Not too far from the strip of shops and restaurants on Great Western Road, the Botanic Garden consists of several glasshouses. The Kibble Palace is the grandest of them all.
Serenity Now is a new vegan cafe that serves breakfast, brunch, baked goods, juices, and even baked treats for furry friends. The place is inspired by the show Seinfield. We LOVE the show, so I got a kick out of seeing all things from the comedy.

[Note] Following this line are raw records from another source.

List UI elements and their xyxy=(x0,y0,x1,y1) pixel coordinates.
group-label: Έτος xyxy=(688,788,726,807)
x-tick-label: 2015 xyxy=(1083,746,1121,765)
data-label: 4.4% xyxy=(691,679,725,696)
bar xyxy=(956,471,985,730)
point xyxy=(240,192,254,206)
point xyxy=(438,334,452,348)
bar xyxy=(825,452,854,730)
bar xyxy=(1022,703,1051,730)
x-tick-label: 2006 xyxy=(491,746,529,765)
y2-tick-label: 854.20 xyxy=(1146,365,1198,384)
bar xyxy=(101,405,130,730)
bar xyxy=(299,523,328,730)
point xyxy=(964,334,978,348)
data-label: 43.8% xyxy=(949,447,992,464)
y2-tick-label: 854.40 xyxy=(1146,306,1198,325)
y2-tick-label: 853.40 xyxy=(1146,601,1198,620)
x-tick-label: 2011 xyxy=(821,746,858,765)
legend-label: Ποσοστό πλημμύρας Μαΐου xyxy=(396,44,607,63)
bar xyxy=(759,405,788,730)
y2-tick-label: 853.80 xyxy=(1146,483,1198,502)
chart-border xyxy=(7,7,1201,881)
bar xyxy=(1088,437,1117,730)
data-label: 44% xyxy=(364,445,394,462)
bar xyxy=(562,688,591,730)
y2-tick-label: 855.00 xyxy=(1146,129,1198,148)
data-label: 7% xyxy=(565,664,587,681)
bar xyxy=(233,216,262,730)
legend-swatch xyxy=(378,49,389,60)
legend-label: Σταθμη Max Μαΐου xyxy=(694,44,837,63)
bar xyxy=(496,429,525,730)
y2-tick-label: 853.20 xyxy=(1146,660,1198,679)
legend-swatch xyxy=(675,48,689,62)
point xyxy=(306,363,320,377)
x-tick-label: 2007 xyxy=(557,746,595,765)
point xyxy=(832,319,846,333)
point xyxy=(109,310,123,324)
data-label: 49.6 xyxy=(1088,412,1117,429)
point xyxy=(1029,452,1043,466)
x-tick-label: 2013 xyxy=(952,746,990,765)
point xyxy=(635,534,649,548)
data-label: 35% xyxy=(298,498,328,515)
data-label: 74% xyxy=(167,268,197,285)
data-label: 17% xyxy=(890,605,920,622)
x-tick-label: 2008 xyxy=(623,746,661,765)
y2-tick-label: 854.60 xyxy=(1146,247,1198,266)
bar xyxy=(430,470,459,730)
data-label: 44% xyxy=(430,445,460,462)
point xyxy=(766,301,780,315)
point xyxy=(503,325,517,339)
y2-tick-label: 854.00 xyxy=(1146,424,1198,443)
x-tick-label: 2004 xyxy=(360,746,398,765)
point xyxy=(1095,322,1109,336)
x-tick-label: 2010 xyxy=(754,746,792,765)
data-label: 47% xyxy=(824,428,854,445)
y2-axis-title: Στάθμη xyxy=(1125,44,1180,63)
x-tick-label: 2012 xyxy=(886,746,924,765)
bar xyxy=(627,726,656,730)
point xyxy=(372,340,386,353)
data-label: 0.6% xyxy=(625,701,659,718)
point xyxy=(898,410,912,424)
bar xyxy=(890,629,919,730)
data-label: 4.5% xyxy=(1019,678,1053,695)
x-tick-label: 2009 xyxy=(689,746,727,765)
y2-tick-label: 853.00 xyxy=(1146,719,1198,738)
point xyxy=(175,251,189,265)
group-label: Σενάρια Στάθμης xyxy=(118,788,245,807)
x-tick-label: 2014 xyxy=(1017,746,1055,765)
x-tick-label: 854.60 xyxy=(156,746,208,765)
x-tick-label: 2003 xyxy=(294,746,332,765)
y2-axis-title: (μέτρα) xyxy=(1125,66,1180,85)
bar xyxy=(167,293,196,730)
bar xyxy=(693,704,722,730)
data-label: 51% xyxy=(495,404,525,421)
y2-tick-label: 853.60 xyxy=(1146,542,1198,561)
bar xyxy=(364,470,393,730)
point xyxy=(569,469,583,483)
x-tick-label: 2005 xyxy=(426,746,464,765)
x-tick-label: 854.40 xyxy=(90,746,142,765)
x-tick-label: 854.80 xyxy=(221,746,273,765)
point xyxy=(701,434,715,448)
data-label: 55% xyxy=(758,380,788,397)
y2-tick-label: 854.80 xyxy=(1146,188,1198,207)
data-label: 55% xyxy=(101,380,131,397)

We both ordered the Serenity Now smoothie bowl, a blend of kale, spinach, mango, banana, and almond milk, topped with granola, berries, coconut shreds, and a mango popsicle made from and molded with just blended mangoes and water.
University of Glasgow
Our final stop was to the University of Glasgow. Founded in 1451, it is the fourth oldest university in the English-speaking world and one of Scotland’s four ancient universities. I love architecture, especially Gothic, so we toured the campus.
The Cloisters, or the Undercroft, is a beautiful spot, with its impressive archways and fluted columns. Famous and widely visited, the Undercroft was filmed in Cloud Atlas and Outlander.
I got more Gothic fix by visiting Glasgow Cathedral. Founded by St. Mungo, the cathedral was built in the 1100s. It has survived the Protestant Reformation, boasting with honor and history in the East End.
On a hill above Glasgow Cathedral is Necropolis, Glasgow’s City of the Dead. The Victorian cemetery contains fifty thousand bodies buried, with some impressive gravestones, sculptures and monuments.
From the hill, the view of the city and the cathedral can’t be missed.
Three days in Glasgow is plenty to experience the city’s culture and vibe. It is one place in Scotland we felt was quite different from other areas of the country. A good visit, we enjoyed our time, but we much prefer the small towns, the countryside, and the smaller and laid-back cities like Edinburgh better.